The effect of the 921 earthquake on GDP growth should be limited according to a report released by Standard & Poor's yesterday. Despite the effects on many industries, S&P said that in the medium term economic growth may well be stimulated by increases in infrastructure and construction spending,
The report, authored by John Bailey and Xavier Chavee, Taipei-based analysts of Standard & Poor's credit rating service, examines the economic impact of the earthquake which hit Taiwan on Sept. 21.
"Despite the severe impact of the earthquake, the medium-term outlook for the economy is more optimistic, as increased government expenditure and investment will provide the impetus for stronger economic growth next year," Bailey said.

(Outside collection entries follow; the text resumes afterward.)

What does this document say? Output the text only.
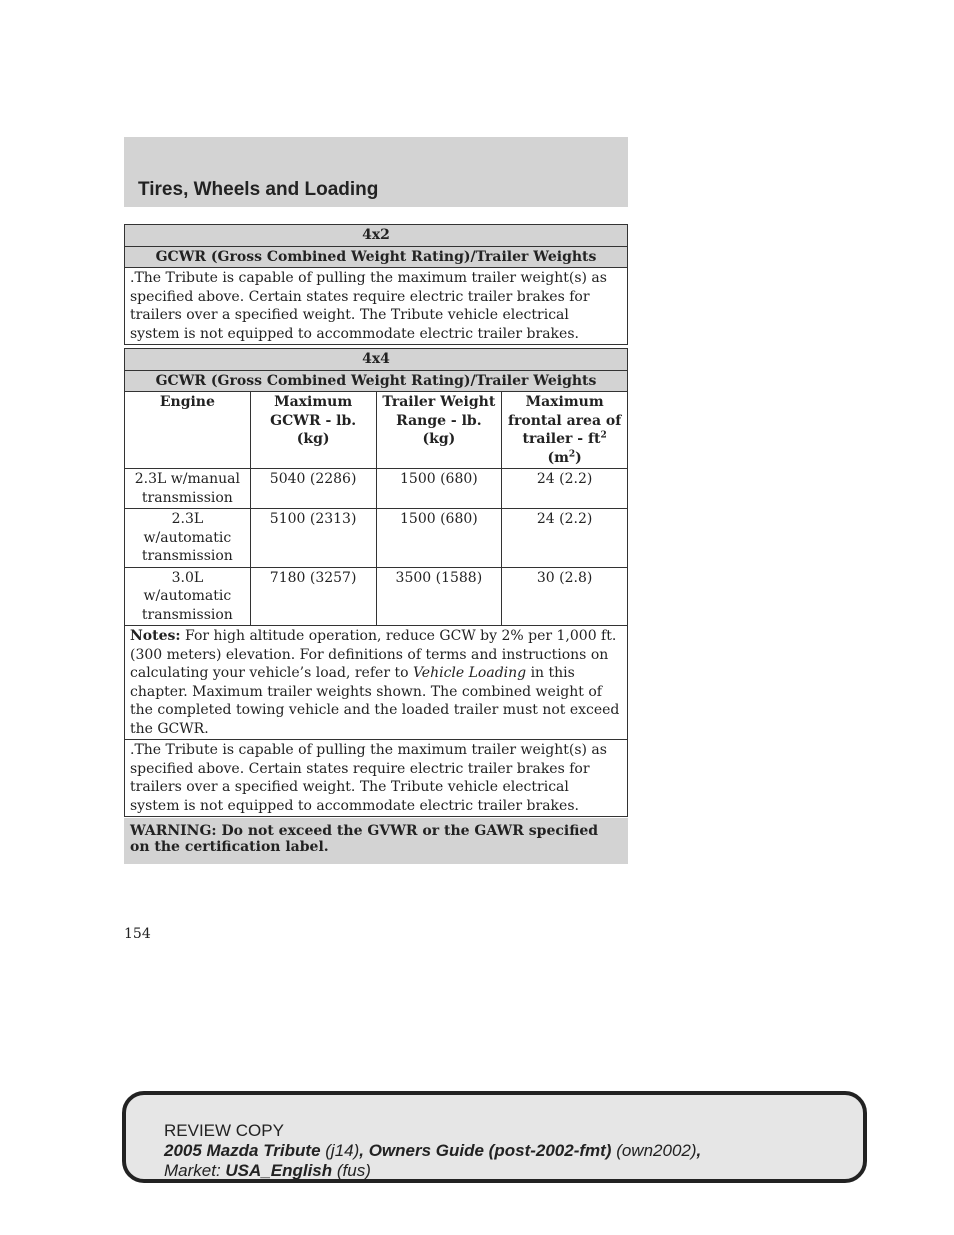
Tires, Wheels and Loading
4x2
GCWR (Gross Combined Weight Rating)/Trailer Weights
.The Tribute is capable of pulling the maximum trailer weight(s) as specified above. Certain states require electric trailer brakes for trailers over a specified weight. The Tribute vehicle electrical system is not equipped to accommodate electric trailer brakes.
4x4			
GCWR (Gross Combined Weight Rating)/Trailer Weights			
Engine	Maximum GCWR - lb. (kg)	Trailer Weight Range - lb. (kg)	Maximum frontal area of trailer - $ft^2$ $(m^2)$
2.3L w/manual transmission	5040 (2286)	1500 (680)	24 (2.2)
2.3L w/automatic transmission	5100 (2313)	1500 (680)	24 (2.2)
3.0L w/automatic transmission	7180 (3257)	3500 (1588)	30 (2.8)
Notes: For high altitude operation, reduce GCW by 2% per 1,000 ft. (300 meters) elevation. For definitions of terms and instructions on calculating your vehicle’s load, refer to Vehicle Loading in this chapter. Maximum trailer weights shown. The combined weight of the completed towing vehicle and the loaded trailer must not exceed the GCWR.			
.The Tribute is capable of pulling the maximum trailer weight(s) as specified above. Certain states require electric trailer brakes for trailers over a specified weight. The Tribute vehicle electrical system is not equipped to accommodate electric trailer brakes.			
WARNING: Do not exceed the GVWR or the GAWR specified on the certification label.
154
REVIEW COPY
2005 Mazda Tribute (j14), Owners Guide (post-2002-fmt) (own2002),
Market: USA_English (fus)
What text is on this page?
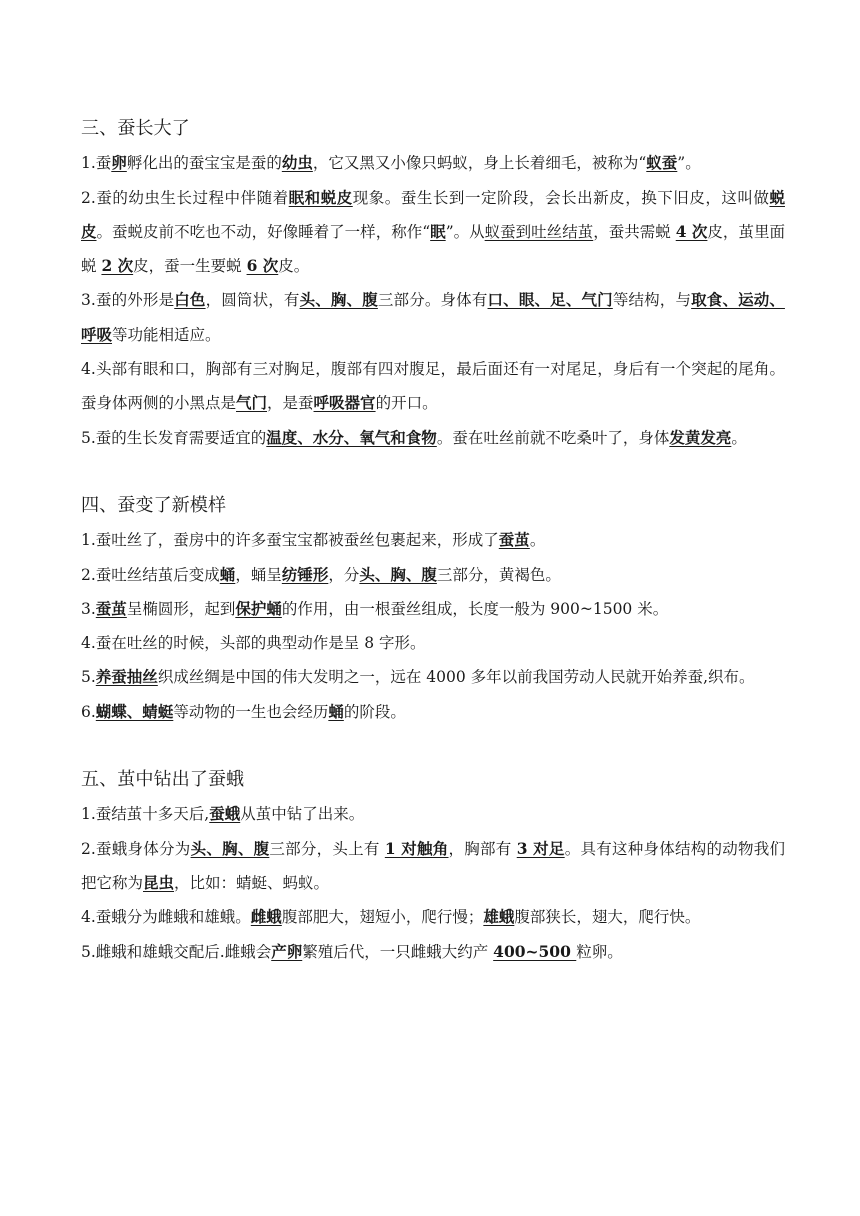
三、蚕长大了

1.蚕卵孵化出的蚕宝宝是蚕的幼虫，它又黑又小像只蚂蚁，身上长着细毛，被称为“蚁蚕”。

2.蚕的幼虫生长过程中伴随着眠和蜕皮现象。蚕生长到一定阶段，会长出新皮，换下旧皮，这叫做蜕皮。蚕蜕皮前不吃也不动，好像睡着了一样，称作“眠”。从蚁蚕到吐丝结茧，蚕共需蜕 4 次皮，茧里面蜕 2 次皮，蚕一生要蜕 6 次皮。

3.蚕的外形是白色，圆筒状，有头、胸、腹三部分。身体有口、眼、足、气门等结构，与取食、运动、呼吸等功能相适应。

4.头部有眼和口，胸部有三对胸足，腹部有四对腹足，最后面还有一对尾足，身后有一个突起的尾角。蚕身体两侧的小黑点是气门，是蚕呼吸器官的开口。

5.蚕的生长发育需要适宜的温度、水分、氧气和食物。蚕在吐丝前就不吃桑叶了，身体发黄发亮。

四、蚕变了新模样

1.蚕吐丝了，蚕房中的许多蚕宝宝都被蚕丝包裹起来，形成了蚕茧。

2.蚕吐丝结茧后变成蛹，蛹呈纺锤形，分头、胸、腹三部分，黄褐色。

3.蚕茧呈椭圆形，起到保护蛹的作用，由一根蚕丝组成，长度一般为 900~1500 米。

4.蚕在吐丝的时候，头部的典型动作是呈 8 字形。

5.养蚕抽丝织成丝绸是中国的伟大发明之一，远在 4000 多年以前我国劳动人民就开始养蚕,织布。

6.蝴蝶、蜻蜓等动物的一生也会经历蛹的阶段。

五、茧中钻出了蚕蛾

1.蚕结茧十多天后,蚕蛾从茧中钻了出来。

2.蚕蛾身体分为头、胸、腹三部分，头上有 1 对触角，胸部有 3 对足。具有这种身体结构的动物我们把它称为昆虫，比如：蜻蜓、蚂蚁。

4.蚕蛾分为雌蛾和雄蛾。雌蛾腹部肥大，翅短小，爬行慢；雄蛾腹部狭长，翅大，爬行快。

5.雌蛾和雄蛾交配后.雌蛾会产卵繁殖后代，一只雌蛾大约产 400~500 粒卵。
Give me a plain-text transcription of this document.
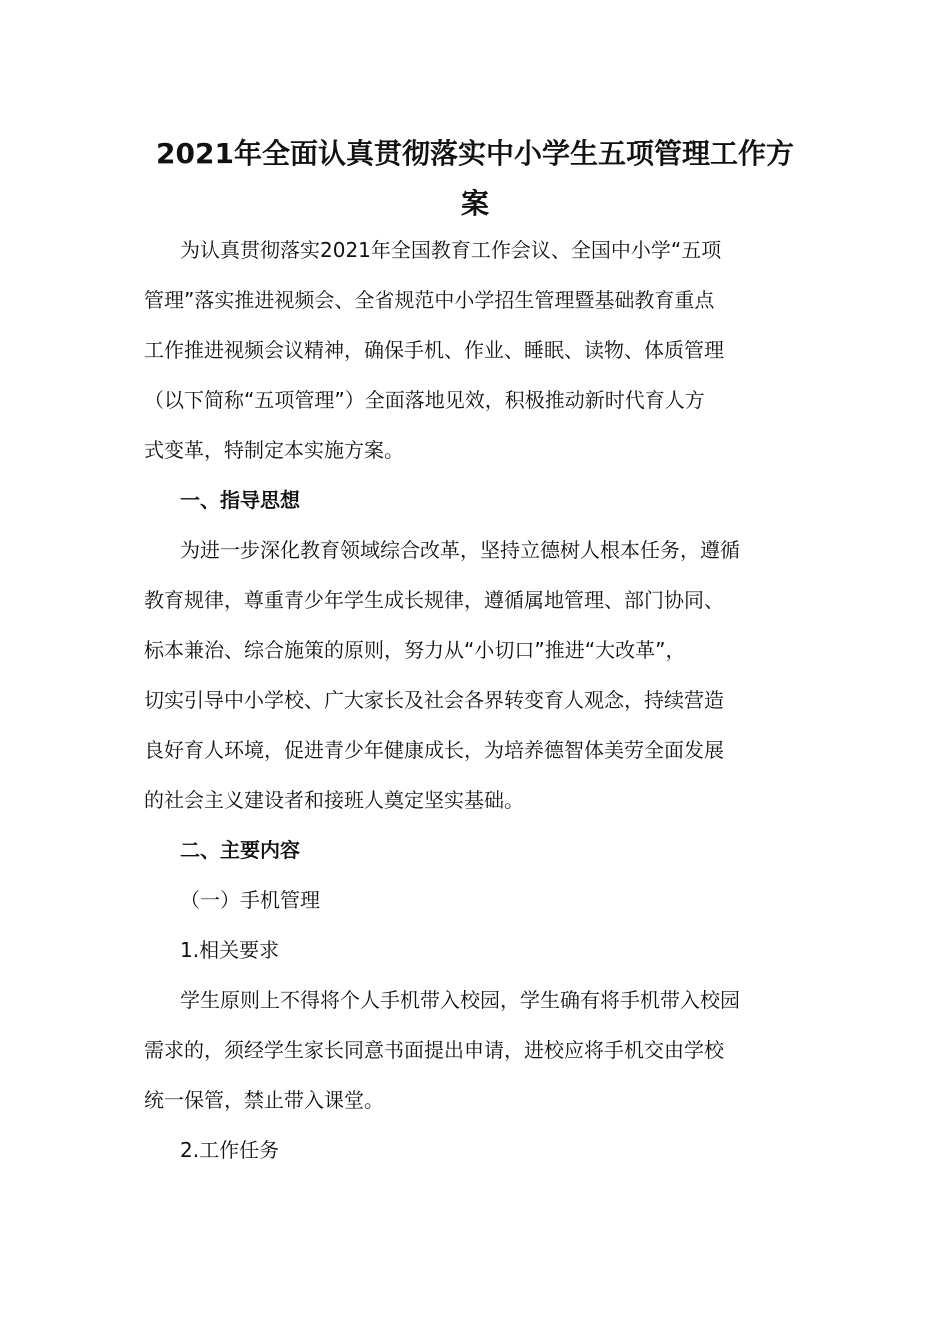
2021年全面认真贯彻落实中小学生五项管理工作方
案
为认真贯彻落实2021年全国教育工作会议、全国中小学“五项
管理”落实推进视频会、全省规范中小学招生管理暨基础教育重点
工作推进视频会议精神，确保手机、作业、睡眠、读物、体质管理
（以下简称“五项管理”）全面落地见效，积极推动新时代育人方
式变革，特制定本实施方案。
一、指导思想
为进一步深化教育领域综合改革，坚持立德树人根本任务，遵循
教育规律，尊重青少年学生成长规律，遵循属地管理、部门协同、
标本兼治、综合施策的原则，努力从“小切口”推进“大改革”，
切实引导中小学校、广大家长及社会各界转变育人观念，持续营造
良好育人环境，促进青少年健康成长，为培养德智体美劳全面发展
的社会主义建设者和接班人奠定坚实基础。
二、主要内容
（一）手机管理
1.相关要求
学生原则上不得将个人手机带入校园，学生确有将手机带入校园
需求的，须经学生家长同意书面提出申请，进校应将手机交由学校
统一保管，禁止带入课堂。
2.工作任务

"The added expenditure on infrastructure is unlikely to create financing problems for the government, since Taiwan has little foreign debt and its foreign reserves rank third in the world behind China and Japan," he added.
To rebuild residential property and infrastructure, the government will rely on the issuance of government bonds and budgetary adjustments.
According to the report, two of the industries most affected by the earthquake are Taiwan's vitally important computer hardware and components sector and the banking sector. Insurance companies will be less severely affected and in the longer term may benefit from increased demand. Damage to the key petrochemical and steel industries has been relatively limited.
In contrast, some industries, such as steel, construction, and cement, stand to benefit in the aftermath of the earthquake as rebuilding gets underway.
Overall, structural damage and a loss in industrial production are expected to shave 0.25 percent from forecast GDP growth for 1999, and the government has trimmed its 1999 GDP growth forecast from 5.74 percent to 5.5 percent.
With around 10,000 residential buildings destroyed or damaged, the impact on the banking industry will also be dramatic as many mortgage loans are now in doubt.
"Considering the magnitude of losses incurred by mortgagees, the nonperforming loan ratio, currently at 5 percent, may rise to 8 percent by next year," he said.
"Regional banks that are centered in the most affected areas may face a rapid rise in nonperforming assets."
According to Bailey, some heavy selling on the stock market can be attributed to heavy redemption pressure from local mutual funds.
To prevent the market from free falling, the government is expected to intervene through the state pension fund and the newly established "stability fund." In addition, the daily loss limits for individual stocks have been reduced to 3.5 percent from the normal 7 percent.